Plot showing how multiple single-site growth curves are pooled to form the default ‘fake ungauged’ growth curve. The x-axis shows the logistic reduced variate and the y-axis shows Q/QMED, that is, flow divided by the median annual flood. Several solid black lines represent growth curves from individual sites, and a red dashed line represents the pooled growth curve with the target site excluded. All curves follow the expected growth-curve shape, with increasing discharge at higher return periods. The pooled curve lies within the spread of the individual site curves and, as expected, closely resembles their average, illustrating how pooling smooths variability to produce a representative ungauged growth curve.

The same results are provided as for the gauged case.

Single site analysis

The quickest way to get results for a single sample are the GEV(), GenLog(), Kappa3(), Gumbel() and GenPareto() functions. For example, the following code can be used to obtain a 75-year return period estimate for an AMAX sample called MyAMAX using the generalised logistic distribution:

GenLogAM(MyAMAX, RP = 75)

An annual maximum series can be obtained for sites suitable for pooling and QMED using the GetAM(). The AMImport() or GetDataNRFA functions can also be used (see the ‘Data input’ article).
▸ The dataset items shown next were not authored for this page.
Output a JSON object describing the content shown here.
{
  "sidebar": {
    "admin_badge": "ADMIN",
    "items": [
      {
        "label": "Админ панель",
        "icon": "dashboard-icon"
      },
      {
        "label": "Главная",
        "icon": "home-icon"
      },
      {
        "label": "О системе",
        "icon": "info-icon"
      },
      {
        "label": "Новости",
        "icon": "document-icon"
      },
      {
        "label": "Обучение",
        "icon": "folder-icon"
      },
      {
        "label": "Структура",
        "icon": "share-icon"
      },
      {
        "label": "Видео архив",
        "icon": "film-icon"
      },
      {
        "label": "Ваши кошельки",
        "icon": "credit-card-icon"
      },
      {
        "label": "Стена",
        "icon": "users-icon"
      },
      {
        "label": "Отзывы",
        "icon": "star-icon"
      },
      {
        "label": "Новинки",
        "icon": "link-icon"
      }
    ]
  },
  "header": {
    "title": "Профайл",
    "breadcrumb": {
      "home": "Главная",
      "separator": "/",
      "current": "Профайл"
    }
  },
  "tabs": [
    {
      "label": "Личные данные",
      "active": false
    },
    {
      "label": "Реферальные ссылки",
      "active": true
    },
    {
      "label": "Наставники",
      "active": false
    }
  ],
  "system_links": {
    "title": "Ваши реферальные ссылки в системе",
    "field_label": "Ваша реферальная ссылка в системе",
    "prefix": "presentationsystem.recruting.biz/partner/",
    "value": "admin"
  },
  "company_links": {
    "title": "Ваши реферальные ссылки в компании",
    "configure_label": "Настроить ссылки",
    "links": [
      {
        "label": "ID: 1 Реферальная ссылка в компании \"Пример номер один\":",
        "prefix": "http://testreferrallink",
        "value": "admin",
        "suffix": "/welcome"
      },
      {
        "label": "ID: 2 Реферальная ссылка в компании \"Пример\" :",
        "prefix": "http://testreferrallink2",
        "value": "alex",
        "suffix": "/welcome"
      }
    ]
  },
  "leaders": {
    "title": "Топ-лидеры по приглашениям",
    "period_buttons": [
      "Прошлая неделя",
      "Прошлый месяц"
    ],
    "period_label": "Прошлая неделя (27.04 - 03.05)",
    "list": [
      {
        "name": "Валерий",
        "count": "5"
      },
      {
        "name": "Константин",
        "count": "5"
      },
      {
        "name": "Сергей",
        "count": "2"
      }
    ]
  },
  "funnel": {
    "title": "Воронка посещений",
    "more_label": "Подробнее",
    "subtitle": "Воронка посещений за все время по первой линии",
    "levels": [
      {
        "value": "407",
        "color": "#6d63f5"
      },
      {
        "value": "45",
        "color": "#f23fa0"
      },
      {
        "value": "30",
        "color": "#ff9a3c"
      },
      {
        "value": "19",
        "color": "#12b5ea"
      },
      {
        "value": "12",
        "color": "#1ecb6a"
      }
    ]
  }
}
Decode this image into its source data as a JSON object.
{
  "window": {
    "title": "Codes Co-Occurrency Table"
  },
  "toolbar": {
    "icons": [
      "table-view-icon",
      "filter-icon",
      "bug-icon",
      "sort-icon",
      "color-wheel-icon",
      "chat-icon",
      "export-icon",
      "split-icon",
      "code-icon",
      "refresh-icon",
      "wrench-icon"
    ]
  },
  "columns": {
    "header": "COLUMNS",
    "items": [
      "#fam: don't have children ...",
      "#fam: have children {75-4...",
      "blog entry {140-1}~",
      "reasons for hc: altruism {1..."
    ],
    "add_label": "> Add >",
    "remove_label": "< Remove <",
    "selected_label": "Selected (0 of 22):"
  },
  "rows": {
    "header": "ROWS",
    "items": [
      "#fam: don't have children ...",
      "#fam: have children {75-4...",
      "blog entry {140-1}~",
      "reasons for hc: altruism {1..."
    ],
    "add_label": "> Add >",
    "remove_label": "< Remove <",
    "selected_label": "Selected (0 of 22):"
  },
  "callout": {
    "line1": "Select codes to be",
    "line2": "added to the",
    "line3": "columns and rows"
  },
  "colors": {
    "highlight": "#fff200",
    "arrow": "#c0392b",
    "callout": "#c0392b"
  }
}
We will retrieve and plot the AMAX for our site 55002:

# Extract the AMAX data for NRFA site 55002
AM.55002 <- GetAM(55002)

# View the head of the AMAX series
head(AM.55002)
#>         Date Flow    id
#> 1 1985-12-22  400 55002
#> 2 1986-11-20  457 55002
#> 3 1988-01-03  393 55002
#> 4 1989-03-24  360 55002
#> 5 1990-02-08  481 55002
#> 6 1991-01-10  412 55002

# Plot the AMAX data
AMplot(AM.55002)

Bar chart of annual maximum river flow. The x-axis shows years, and the y-axis shows peak flow in cubic meters per second. Each bar represents the highest flow in that year. The flows vary from year to year, with several notably high peaks in recent years.

The AMplot() function returns a bar plot of the AMAX series.
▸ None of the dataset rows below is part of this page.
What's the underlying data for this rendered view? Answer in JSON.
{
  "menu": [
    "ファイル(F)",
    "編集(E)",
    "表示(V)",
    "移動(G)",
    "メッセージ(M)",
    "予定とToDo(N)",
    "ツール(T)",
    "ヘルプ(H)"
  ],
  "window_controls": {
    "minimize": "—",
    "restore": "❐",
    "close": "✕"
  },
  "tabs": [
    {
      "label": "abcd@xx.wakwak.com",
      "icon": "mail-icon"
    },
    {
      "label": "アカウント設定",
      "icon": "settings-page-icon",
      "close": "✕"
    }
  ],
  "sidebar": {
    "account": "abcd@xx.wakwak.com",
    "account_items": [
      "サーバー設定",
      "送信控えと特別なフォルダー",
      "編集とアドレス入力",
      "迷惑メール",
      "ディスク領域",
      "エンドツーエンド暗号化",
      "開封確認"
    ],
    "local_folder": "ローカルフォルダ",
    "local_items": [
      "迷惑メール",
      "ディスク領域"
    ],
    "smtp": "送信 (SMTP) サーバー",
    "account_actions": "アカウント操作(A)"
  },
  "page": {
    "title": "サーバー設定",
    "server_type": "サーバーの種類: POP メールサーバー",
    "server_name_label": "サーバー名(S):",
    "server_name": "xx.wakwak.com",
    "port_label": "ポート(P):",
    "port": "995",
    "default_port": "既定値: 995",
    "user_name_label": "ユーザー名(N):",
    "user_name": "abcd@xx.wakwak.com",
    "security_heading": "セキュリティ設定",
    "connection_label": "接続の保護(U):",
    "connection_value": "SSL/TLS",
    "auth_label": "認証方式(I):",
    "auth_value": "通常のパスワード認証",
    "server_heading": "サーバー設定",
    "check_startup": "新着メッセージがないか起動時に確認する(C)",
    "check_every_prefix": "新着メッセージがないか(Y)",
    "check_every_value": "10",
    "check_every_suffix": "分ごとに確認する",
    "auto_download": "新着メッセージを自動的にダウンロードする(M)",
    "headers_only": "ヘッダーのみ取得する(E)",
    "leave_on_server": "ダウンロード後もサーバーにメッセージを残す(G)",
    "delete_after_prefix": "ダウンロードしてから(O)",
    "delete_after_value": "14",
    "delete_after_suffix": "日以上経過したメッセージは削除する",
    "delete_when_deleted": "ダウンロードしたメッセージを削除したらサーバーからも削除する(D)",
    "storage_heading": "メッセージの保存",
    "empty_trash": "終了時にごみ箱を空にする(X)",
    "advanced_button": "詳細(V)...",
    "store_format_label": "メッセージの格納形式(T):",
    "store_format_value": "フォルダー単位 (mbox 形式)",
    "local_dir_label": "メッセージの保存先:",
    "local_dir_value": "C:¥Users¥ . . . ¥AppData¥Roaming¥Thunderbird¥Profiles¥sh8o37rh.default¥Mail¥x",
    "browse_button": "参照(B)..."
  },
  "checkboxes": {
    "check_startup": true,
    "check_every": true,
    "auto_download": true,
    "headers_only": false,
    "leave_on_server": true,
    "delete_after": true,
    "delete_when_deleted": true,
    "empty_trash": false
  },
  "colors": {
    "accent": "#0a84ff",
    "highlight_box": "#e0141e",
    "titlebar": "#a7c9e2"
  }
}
There are four functions for each of the GEV, GenLog, Gumbel, Kappa3, and GenPareto distributions. In the function names below, XXX should be replaced by the distribution prefix (GEV, GenLog, Gumbel, Kapp3, or GenPareto). For the Generalised Pareto distribution, the first function is named GenParetoPOT() instead of GenParetoAM().

  • XXXAM() - estimates return levels or return periods directly from an AMAX (or POT for GenPareto) series.

  • XXXEst() - estimates return levels or return periods from user-supplied parameters.

  • XXXGF() - provides the growth factor as a function of L-CV, L-skew, and RP (the Gumbel version only requires the L-CV and RP).

  • XXXPars - estimates distribution parameters from an AMAX or POT series (using L-moments, or MLE in some cases).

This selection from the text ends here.